Basically, the problem with Quantum Mechanics as opposed to Regular Mechanics is that Quantum Mechanics is "non-deterministic". What non-deterministic means is that you can't actually just determine what state something is going to be in, just a probability.

One other bizarre related prediction of this theory is that observing something *changes it*.

It's Schrodingers' Cat: Imagine a cat in a box, with a bottle of poison and a radioactive source. If the radioactive source happens to decay (there's only a probability that it will or it won't, like flipping a coin), a hammer will smash the bottle and kill the poor kitty.

Until you open the box, you won't know if the radioactive source decayed and killed the cat. The catch is, according to Quantum Mechanics, *the cat is BOTH until you check*.

Once you check, the "waveform collapses" into one possibility at random. This has actually been tested and observed (the Stern-Gerlach device, I can't find a good explanation of that actual experiment online), fortunately not with cats (that thought experiment was invented to highlight how absurd the whole idea was)

Albert Einstein hated the idea ("God does not play dice with the universe"), and spent a large portion of his later years trying to prove, essentially, that you really could tell whether or not the cat was dead without checking. (The Einstein-Podolsky-Rosen Paradox) Unfortunately, he wasn't successful.

I've never liked the Shrödingers cat example. It's to philosophical.

A more direct example of quantum mechanics is the experiment with lasers and mirrors.

The setup is a laser fireing into a semi-transparent mirror, where the resulting rays are later collected in another semi-transparent mirror with two detectors on either exit path.

As long as you don't measure anything except the detectors at the end both detectors get 50% of the laser photons.

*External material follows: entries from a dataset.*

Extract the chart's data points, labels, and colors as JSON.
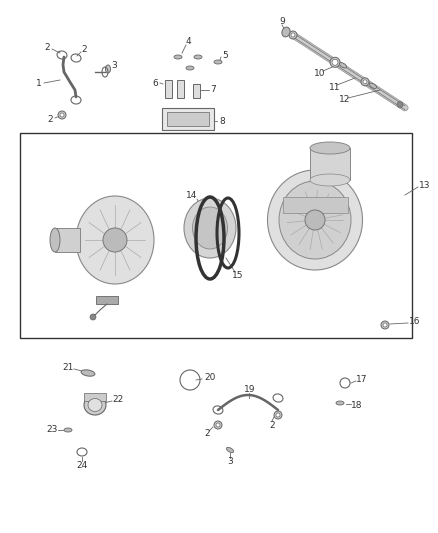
{
  "bg_color": "#ffffff",
  "line_color": "#666666",
  "text_color": "#333333",
  "fig_width": 4.38,
  "fig_height": 5.33,
  "dpi": 100
}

The quantum weirdness starts when you block one of the two paths. Common sense dictates that 50% of the photons would be lost and the other 50% would be divided in by the last mirror so that the detectors get 25% of the photons each.

But what happends is that 100% of the photons goes to one of the detecors.

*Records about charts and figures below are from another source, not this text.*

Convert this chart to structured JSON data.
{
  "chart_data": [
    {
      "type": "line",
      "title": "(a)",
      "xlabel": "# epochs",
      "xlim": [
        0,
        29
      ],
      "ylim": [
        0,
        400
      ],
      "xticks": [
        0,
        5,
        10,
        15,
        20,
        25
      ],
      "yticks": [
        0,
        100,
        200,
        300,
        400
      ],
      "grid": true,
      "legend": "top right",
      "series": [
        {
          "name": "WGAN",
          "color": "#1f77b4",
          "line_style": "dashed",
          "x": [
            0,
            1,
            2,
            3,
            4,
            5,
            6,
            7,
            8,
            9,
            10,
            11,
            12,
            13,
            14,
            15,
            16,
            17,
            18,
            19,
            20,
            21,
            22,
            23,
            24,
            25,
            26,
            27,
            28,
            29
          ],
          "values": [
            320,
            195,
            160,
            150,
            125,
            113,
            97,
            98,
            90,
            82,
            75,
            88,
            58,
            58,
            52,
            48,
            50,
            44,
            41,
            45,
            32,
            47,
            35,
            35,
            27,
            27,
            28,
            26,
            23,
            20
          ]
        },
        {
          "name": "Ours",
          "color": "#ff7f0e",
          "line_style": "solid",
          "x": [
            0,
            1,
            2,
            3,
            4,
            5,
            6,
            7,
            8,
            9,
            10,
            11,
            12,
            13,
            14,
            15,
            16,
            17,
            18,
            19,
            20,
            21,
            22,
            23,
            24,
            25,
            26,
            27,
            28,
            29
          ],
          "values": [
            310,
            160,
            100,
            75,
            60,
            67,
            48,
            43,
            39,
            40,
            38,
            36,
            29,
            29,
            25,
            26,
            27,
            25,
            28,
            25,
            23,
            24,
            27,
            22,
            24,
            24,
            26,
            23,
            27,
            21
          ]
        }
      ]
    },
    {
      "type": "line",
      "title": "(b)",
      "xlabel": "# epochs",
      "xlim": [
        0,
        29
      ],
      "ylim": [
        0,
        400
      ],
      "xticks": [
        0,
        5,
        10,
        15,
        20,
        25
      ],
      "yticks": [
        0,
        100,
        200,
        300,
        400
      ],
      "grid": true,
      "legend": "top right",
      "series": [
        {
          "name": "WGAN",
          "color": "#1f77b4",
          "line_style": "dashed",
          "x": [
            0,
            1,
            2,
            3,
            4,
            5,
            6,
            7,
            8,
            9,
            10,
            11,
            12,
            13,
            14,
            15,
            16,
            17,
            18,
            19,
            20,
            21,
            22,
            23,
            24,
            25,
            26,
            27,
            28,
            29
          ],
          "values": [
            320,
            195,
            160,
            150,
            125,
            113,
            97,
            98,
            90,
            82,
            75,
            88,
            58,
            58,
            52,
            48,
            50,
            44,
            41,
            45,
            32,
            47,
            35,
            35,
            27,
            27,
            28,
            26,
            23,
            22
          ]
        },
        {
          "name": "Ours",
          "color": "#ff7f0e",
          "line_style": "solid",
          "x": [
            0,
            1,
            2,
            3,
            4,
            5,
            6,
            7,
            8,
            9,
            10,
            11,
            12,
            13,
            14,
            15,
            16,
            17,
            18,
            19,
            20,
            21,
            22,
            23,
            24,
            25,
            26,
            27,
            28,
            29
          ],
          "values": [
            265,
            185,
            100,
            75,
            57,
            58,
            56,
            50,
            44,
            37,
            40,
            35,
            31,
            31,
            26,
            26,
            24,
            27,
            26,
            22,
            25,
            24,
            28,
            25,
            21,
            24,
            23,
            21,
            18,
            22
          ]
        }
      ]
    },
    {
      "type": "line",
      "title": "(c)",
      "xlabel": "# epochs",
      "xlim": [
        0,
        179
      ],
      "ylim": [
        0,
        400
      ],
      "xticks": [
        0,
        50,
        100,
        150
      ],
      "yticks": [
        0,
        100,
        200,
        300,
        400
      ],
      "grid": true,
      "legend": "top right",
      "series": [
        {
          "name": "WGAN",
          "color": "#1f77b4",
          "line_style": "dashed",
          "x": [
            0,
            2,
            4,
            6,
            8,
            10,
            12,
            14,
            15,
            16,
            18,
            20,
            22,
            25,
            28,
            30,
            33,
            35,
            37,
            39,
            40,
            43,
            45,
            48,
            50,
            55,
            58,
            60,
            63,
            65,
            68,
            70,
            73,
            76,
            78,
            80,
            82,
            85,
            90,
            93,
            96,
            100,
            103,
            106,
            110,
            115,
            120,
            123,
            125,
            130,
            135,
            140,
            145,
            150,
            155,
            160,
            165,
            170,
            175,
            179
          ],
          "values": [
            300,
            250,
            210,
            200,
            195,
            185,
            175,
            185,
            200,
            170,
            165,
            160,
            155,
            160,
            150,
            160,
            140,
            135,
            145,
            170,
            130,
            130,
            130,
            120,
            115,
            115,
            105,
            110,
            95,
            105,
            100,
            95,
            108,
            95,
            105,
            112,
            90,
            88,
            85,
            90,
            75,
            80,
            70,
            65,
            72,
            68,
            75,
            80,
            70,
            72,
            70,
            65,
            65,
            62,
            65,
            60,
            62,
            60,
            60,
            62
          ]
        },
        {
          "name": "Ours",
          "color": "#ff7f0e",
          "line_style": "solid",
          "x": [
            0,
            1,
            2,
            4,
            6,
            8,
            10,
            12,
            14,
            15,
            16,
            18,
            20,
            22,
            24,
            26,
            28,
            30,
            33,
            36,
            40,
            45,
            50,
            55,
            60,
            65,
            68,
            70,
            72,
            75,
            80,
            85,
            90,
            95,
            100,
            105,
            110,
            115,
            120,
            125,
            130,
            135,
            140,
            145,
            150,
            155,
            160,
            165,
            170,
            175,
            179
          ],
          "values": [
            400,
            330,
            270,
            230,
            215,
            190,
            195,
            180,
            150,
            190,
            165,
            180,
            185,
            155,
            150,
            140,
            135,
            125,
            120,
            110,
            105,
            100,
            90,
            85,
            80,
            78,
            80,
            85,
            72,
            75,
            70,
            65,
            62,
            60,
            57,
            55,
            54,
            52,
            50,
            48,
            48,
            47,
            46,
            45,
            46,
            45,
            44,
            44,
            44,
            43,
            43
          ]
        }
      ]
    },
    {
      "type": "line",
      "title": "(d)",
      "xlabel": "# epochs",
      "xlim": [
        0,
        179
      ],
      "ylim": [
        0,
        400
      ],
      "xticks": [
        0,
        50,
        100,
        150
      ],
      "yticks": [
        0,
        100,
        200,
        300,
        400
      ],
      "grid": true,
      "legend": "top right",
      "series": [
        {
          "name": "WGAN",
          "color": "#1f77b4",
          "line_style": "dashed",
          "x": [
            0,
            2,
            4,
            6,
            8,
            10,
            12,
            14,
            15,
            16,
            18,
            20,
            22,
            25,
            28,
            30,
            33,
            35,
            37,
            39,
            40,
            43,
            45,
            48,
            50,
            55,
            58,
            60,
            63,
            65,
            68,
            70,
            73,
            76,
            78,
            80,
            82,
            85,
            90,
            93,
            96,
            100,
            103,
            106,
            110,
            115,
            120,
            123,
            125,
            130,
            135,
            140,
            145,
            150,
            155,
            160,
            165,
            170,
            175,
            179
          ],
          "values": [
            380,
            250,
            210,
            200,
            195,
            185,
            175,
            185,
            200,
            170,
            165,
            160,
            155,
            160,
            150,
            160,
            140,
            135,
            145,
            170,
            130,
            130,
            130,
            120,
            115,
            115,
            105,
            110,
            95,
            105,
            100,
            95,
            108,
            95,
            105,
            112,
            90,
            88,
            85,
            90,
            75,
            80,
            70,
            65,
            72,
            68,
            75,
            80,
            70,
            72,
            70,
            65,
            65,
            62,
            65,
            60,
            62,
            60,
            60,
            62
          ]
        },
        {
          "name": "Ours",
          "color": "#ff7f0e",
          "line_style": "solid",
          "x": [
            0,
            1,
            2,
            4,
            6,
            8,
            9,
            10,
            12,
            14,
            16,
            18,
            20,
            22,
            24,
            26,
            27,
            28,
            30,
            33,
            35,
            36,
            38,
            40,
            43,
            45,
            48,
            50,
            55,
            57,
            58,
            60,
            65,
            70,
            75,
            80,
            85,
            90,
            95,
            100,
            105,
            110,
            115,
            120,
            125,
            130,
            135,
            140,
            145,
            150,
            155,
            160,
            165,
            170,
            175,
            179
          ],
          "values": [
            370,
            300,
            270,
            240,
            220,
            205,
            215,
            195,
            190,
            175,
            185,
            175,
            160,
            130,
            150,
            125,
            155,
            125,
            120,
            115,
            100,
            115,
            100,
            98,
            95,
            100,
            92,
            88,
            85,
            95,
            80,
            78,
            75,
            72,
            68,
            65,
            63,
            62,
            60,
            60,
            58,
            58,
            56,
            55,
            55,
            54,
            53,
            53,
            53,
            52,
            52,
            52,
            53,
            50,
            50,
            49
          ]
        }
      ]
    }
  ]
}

I don't know if quantom logic is involved but it certainly seems similar.

In quantum logic there is a concept of a sqrt!() (that is square root of not) function with the properties that

sqrt!(x) == random(2) (where x is 0 or 1)

and

sqrt!(sqrt!(x)) == !x

This also shows why it's impossible to measure quantum systems. If the result of the inner sqrt!() was know the result of the outer sqrt!() would be random, and thus unknown.

*Edited 2006-02-25 06:06*

That's one possible intuitive explanation of QM. However, not all interpretations require the wavefunction collapse.

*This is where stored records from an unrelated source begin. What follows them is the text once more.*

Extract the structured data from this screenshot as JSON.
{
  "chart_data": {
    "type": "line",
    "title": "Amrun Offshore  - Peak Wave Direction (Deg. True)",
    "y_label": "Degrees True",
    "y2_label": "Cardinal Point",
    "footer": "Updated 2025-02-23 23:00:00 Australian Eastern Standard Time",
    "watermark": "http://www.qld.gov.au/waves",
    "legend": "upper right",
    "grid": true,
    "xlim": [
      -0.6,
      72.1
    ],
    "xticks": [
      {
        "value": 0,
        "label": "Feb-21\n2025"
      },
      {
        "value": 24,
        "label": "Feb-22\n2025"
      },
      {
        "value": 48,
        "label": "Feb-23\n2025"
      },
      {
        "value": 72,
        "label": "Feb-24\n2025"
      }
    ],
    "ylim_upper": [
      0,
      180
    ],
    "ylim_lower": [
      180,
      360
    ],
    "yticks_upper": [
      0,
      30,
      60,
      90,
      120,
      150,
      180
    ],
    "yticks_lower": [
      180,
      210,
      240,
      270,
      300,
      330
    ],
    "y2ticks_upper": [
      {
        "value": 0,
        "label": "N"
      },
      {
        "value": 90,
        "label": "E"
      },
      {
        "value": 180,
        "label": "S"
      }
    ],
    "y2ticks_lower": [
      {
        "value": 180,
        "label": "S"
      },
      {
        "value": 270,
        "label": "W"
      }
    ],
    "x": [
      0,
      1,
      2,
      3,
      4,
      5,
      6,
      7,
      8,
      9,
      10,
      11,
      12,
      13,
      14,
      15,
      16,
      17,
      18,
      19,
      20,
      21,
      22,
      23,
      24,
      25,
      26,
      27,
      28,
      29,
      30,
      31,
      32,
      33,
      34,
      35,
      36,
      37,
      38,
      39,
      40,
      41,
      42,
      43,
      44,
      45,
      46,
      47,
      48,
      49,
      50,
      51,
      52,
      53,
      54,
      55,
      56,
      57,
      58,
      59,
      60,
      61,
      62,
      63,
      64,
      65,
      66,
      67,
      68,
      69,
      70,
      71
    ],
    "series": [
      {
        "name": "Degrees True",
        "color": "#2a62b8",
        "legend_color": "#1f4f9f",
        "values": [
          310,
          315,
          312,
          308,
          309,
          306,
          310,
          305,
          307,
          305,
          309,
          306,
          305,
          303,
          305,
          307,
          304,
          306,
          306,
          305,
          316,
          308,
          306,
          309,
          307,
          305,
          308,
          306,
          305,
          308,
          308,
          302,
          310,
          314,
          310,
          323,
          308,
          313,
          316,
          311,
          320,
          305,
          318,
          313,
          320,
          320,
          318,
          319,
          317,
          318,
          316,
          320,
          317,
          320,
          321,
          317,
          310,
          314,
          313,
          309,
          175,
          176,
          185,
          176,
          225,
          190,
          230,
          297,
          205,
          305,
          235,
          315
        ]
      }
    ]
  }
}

Personally, I like to keep the intuitive part to a minimum and stick to the equations: What's wrong with probability patterns that just happen to match the wavefunction? We will probably need the String Theory to really explain what really is a photon/electron/etc. (In the mean time, I am hoping the LHC will be finished soon)

Member since:

2005-07-08

Its right up there with string theory which at least sounds a bit more plausible otherwise they wouldn't put it on PBS Nova or BBC Horizon?. I've never seen this quantum stuff try to be explained to the layman on any of these shows yet, perhaps if it were, it would disappear.